New year: Wedsday night is the beginning of Rosh Hashana!! We have some exciting plans for the day before, including going to a water park and being part of the audience for the first auditions for Israel's version of "The Voice." Then for the holiday, I know I will get at least 1 home-cooked meal (but I do not yet know who's home) and I hope to find people to give me other meals so I don't have to eat so much Beit Nativ food. I'm very excited for my first chag in Israel!
New semester (I): Before Rosh Hashana is the end of Hebrew U's mini-semester. Most Nativers are busy with homework and preparing for finals right now. After Rosh Hashana, they will have new classes. Of greater concern to Yeshiva and Ulpan students, the new semester will bring such changes as a stipend (mostly for food, as we will have fewer lunches at Beit Nativ) and Nativ scheduling.
New semester (II): Do you recall how I said I would be going to Kibbutz Ein Tzurim after winter break? Well, no longer is that the plan. We kibbutzniks have become kfarmers, as we will go to the youth village Kfar Chasidim. We will do the same jobs we would have at the kibbutz, but we will be around more people our age who live there, or spend most of their day there attending the agricultural school. We'll be close to Chaifa and not too far from Karmiel (another track's location), but we'll be farther from Yerucham (the 3rd track's location).
New thoughts:
- A cashier at a clothes store on Jaffa looks eerily like a Jewish Lauren Lopez, and she argued about prices eerily like Taz would. (Someone, please ensure Chloe reads this.)
- Not that the Talmud is to be considered a reliable source for scientific information, but how did they decide 3 years and 1 day? (If you want to know, see the first perek of Mishnah Ketubot.)
- Tarzan is a really great movie.
- Clouds are not to be taken for granted. (I've seen them twice since arriving in Israel.)
- It's okay to spend 3 hours studying 2 lines of text.
- Free yoga in the park is fun- if only it did not interfere with classes.
- At some point I realized how I'm around so many people who view and observe Judaism extremely similarly to how I do. I noticed this a few times before, but it was like a baby discovering his feet and that they're connected to him- it didn't stick for a while. A couple days ago during a discussion in a learner's minyan, I realized this again and I think I will no longer forget it. I recall feeling this when at Ramah, but not to this extent. It's a great to feel like I belong here so much. I don't think I've ever made a better decision than to come here.

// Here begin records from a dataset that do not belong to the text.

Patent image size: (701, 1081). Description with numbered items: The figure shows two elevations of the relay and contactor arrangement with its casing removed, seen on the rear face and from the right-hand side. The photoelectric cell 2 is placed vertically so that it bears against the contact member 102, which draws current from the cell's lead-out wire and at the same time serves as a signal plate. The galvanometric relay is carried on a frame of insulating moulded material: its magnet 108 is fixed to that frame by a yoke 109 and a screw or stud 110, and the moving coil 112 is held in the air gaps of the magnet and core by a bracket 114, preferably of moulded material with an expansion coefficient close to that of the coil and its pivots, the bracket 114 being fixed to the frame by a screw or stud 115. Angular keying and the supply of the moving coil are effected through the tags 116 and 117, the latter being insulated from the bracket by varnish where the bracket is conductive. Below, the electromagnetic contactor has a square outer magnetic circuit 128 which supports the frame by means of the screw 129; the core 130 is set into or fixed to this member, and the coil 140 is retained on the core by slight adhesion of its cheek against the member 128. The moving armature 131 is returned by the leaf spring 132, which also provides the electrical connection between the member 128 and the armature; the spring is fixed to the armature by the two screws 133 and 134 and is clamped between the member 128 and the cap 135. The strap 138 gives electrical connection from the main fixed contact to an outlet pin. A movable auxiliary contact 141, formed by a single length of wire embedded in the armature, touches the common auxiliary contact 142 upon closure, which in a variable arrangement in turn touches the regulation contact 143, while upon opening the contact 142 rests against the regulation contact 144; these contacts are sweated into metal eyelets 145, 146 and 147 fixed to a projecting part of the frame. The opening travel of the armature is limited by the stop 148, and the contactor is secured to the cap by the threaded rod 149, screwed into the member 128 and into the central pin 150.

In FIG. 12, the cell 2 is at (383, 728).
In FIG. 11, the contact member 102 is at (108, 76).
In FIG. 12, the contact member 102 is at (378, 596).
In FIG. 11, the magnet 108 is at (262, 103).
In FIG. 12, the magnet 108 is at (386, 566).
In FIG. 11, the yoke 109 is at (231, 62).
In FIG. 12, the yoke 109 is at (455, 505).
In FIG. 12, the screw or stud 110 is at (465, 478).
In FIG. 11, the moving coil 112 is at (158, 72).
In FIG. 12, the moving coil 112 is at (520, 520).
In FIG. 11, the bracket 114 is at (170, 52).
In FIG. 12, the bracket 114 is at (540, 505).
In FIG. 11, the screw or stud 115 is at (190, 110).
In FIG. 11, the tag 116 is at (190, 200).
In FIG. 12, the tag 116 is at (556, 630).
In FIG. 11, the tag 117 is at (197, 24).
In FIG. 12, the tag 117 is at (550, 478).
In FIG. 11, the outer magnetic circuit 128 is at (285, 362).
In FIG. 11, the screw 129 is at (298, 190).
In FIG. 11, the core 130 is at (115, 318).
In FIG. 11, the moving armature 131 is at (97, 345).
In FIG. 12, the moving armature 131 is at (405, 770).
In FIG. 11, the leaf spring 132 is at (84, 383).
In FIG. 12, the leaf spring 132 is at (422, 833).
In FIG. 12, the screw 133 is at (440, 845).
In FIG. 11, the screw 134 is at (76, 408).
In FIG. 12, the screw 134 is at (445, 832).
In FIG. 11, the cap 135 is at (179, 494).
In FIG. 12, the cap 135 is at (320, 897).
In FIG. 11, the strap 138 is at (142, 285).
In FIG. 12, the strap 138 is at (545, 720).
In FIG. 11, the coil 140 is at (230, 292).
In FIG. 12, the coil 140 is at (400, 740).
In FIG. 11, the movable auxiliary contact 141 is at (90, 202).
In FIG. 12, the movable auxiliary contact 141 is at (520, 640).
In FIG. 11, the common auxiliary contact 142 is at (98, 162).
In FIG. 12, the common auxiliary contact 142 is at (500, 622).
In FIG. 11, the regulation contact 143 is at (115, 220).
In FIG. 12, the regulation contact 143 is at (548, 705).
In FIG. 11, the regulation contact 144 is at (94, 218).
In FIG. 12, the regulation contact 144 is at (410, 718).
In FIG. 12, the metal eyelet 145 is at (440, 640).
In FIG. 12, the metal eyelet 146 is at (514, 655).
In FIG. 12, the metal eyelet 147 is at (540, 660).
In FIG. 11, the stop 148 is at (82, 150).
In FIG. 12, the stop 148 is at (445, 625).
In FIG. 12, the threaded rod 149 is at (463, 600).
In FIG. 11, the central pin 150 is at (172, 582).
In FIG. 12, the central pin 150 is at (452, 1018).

Trivia: Why don't we make shofarot of cow horns? Proposed reasons: cow horns are only ever called "keren" (not shofar); they are in layers, so it is like 2 or 3 shofarot, and we are commanded to blow but one shofar; it will remind G-d of the sin of the Golden Calf.
Rivka imeinu was 3 years old when she married Yitzchak. Now the better question is how do we know that Rivka was 3 years old? That is a much more complicated question that has to do with specific calculations based on the death of her monther-in-law and intervening time before Yitzchak's marriage.
ReplyDeleteFor the record, I do not condone marriage at age 3.
Interesting...
ReplyDeleteI couldn't help but notice the "Freudian slip" in Josh's comment. Did he intend to write mother-in-law or monster-in-law?